Explain how you compute this number in the report.

- b) Implement the CPU <-> GPU multiple-producer-multiple-consumer (MPMC) queues. Pay attention to memory consistency, and consult with the lectures, tutorial, or the hello-shmem.cu example.
  - You will need to use std::atomic<T>::exchange to implement a test-andset (TAS) lock. You will need to use two locks. Note that read-modifywrite operations can't be executed atomically across PCI; hence, a lock used by the GPU should reside in GPU memory.
    - Consider the test-and-test-and-set (TTAS) lock as an optimization.
       You can read about it here:
       <a href="https://en.wikipedia.org/wiki/Test">https://en.wikipedia.org/wiki/Test</a> and test-and-set
       It improves the performance by reducing the contention on the
       atomic variable's cache line. It first detects when the lock seems free
       with std::atomic<T>::load, and only then uses
       std::atomic<T>::exchange for the actual locking.
  - You will need to use Release-Acquire ordering.
- c) In the report, please explain **briefly** the desired memory ordering and how you achieved it:
  - Explain which memory operation must happen-before which memory operation, from the point of view of the consumer/producer.
  - Explain what is the critical section which is guarded by the lock.
- d) Implement the queue\_server class using the queues you implemented in 2)b) for communication.

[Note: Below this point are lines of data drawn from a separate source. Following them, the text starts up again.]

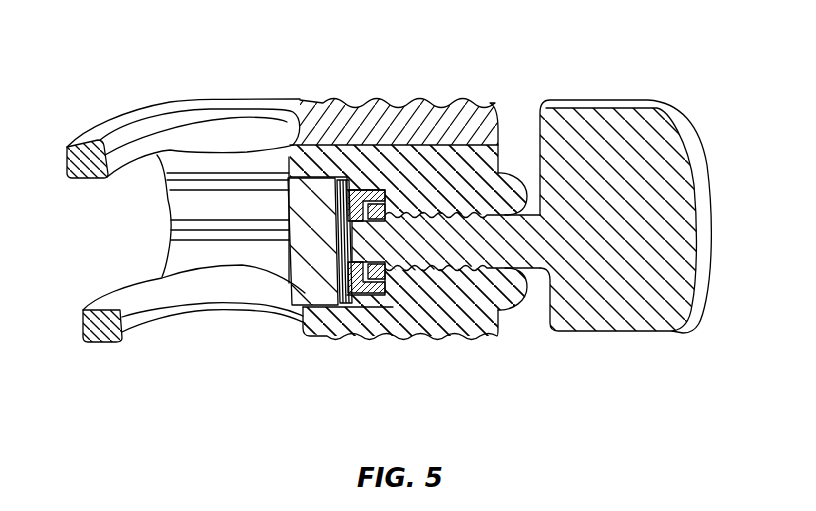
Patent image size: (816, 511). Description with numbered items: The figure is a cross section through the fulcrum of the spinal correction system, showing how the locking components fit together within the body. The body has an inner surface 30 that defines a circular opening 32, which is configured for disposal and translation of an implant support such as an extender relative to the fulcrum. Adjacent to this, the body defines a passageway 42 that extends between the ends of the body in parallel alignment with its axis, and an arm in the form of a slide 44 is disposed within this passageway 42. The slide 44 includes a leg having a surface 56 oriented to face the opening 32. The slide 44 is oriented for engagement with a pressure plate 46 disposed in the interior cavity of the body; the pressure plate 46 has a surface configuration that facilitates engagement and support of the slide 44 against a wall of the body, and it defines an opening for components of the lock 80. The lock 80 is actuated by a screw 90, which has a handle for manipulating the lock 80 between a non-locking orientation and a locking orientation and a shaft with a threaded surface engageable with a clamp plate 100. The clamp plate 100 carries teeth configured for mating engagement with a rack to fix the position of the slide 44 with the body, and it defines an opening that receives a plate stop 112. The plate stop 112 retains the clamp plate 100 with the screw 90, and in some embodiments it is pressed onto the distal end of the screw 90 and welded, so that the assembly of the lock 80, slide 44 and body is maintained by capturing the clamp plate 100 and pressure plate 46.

The inner surface 30 is at (213, 130).
The opening 32 is at (233, 130).
The passageway 42 is at (330, 170).
The slide 44 is at (377, 190).
The pressure plate 46 is at (377, 315).
The surface 56 is at (335, 227).
The lock 80 is at (536, 77).
The screw 90 is at (687, 192).
The clamp plate 100 is at (383, 180).
The plate stop 112 is at (390, 325).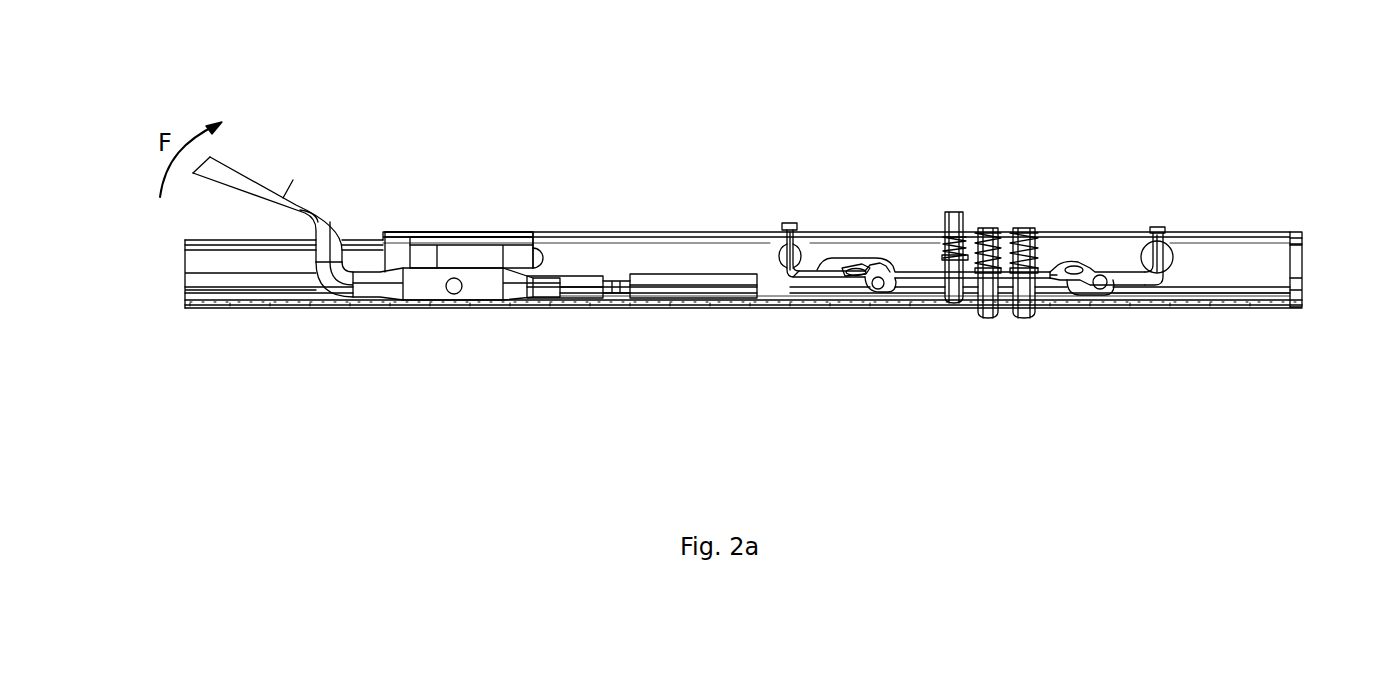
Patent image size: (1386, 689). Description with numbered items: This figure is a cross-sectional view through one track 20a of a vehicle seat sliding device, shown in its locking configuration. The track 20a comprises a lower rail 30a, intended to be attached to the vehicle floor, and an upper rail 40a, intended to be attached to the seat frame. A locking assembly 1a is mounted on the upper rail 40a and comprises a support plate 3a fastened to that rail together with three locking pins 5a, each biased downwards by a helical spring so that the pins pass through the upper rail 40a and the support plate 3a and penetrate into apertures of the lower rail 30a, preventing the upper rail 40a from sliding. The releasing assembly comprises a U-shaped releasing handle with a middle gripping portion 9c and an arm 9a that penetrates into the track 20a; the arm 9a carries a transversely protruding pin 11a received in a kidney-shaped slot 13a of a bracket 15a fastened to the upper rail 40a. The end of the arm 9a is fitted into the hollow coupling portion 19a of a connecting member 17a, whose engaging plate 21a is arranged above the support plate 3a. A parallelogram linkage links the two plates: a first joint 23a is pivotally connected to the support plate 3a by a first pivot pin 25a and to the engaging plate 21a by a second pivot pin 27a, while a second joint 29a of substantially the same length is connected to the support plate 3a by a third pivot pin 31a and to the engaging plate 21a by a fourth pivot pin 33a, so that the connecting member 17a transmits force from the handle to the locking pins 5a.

The locking assembly 1a is at (1090, 268).
The support plate 3a is at (1173, 253).
The locking pin 5a is at (953, 212).
The arm 9a is at (320, 293).
The middle gripping portion 9c is at (243, 175).
The transversely protruding pin 11a is at (453, 295).
The kidney-shaped slot 13a is at (475, 262).
The bracket 15a is at (532, 237).
The connecting member 17a is at (673, 316).
The coupling portion 19a is at (683, 275).
The track 20a is at (188, 314).
The engaging plate 21a is at (868, 262).
The first joint 23a is at (822, 258).
The first pivot pin 25a is at (877, 292).
The second pivot pin 27a is at (833, 291).
The second joint 29a is at (1056, 226).
The lower rail 30a is at (1155, 308).
The third pivot pin 31a is at (1098, 292).
The fourth pivot pin 33a is at (1058, 298).
The upper rail 40a is at (1237, 228).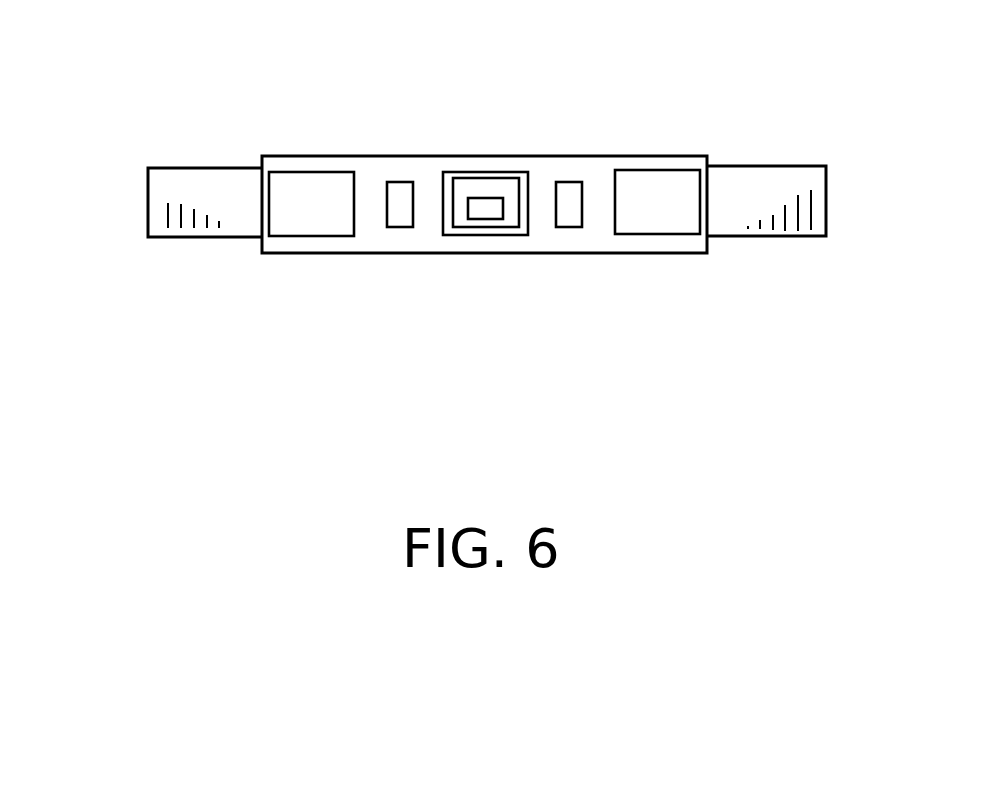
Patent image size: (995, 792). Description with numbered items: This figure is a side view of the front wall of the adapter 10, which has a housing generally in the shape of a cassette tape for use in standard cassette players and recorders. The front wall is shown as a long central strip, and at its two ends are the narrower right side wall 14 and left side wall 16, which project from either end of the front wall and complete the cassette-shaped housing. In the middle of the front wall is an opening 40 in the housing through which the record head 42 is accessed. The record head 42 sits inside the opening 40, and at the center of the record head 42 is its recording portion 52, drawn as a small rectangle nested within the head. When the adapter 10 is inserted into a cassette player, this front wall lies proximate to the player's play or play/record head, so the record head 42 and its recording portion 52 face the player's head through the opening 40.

The adapter 10 is at (343, 128).
The right side wall 14 is at (826, 183).
The left side wall 16 is at (148, 202).
The opening 40 is at (480, 235).
The record head 42 is at (505, 193).
The recording portion 52 is at (485, 208).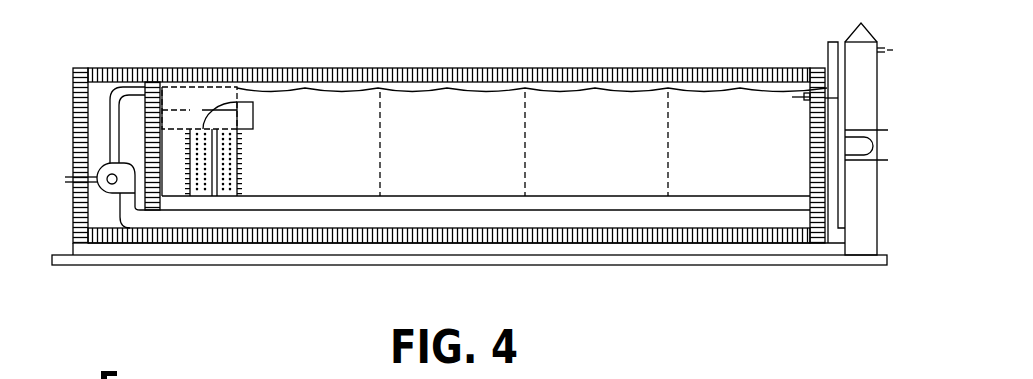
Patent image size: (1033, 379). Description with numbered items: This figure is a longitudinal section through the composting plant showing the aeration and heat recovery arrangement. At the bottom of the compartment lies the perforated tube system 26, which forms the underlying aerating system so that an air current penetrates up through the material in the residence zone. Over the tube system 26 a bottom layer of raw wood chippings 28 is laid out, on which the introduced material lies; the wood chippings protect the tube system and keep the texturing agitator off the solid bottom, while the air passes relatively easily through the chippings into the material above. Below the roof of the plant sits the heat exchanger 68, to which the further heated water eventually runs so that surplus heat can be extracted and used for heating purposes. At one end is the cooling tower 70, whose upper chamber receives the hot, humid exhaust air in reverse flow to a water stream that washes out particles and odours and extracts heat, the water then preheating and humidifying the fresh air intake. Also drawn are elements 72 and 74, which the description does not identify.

- i) In the class constructor, allocate necessary shared memory and initiate the GPU kernel.
- ii) In the class destructor, terminate the kernel before releasing allocated resources. You can terminate the kernel by, e.g., sending a termination flag over shared memory and waiting for the kernel to terminate.
- d) Make the following measurements:
  - i) Run the program in queue mode with #threads = 1024 and load = 0 and report the throughput in the report. We'll refer to the throughput you get here as maxLoad.
  - i) Vary the load from maxLoad/10 to  $2 \cdot \text{maxLoad}$ , in 10 equal steps. In each run, write down the load, median latency, and throughput. Display these measurements as a table in the report.
- e) Repeat d) with #threads=512.
- f) Repeat d) with #threads=256.
- g) From the samples you've collected, create a latency-throughput graph that compares all four previous experiments (streams, queues with #threads=1024, queues with #threads=512, and queues with #threads=256). Make sure to add a legend to the graph.
- h) In the report, explain what we can learn from the differences between the throughput-latency graphs with different #threads.
- i) Instead of a single pair of queues, we could have used a pair of queues for each threadblock. Would you expect performance gain or loss from such change? Why? What might be the benefit of using a shared queue?
- j) A wise man suggested moving the CPU-to-GPU queue to the GPU memory (assume it is still accessible by the CPU) and keeping the GPU-to-CPU queue in the CPU memory. He claimed it might result in better performance. Explain why. Think in the terms: PCIe reads and writes, posted and nonposted transactions.

k) To place the CPU-to-GPU queue in the GPU memory, we will need to make it accessible by the CPU. Explain roughly what should be done for this to happen (In terms of PCIe MMIO).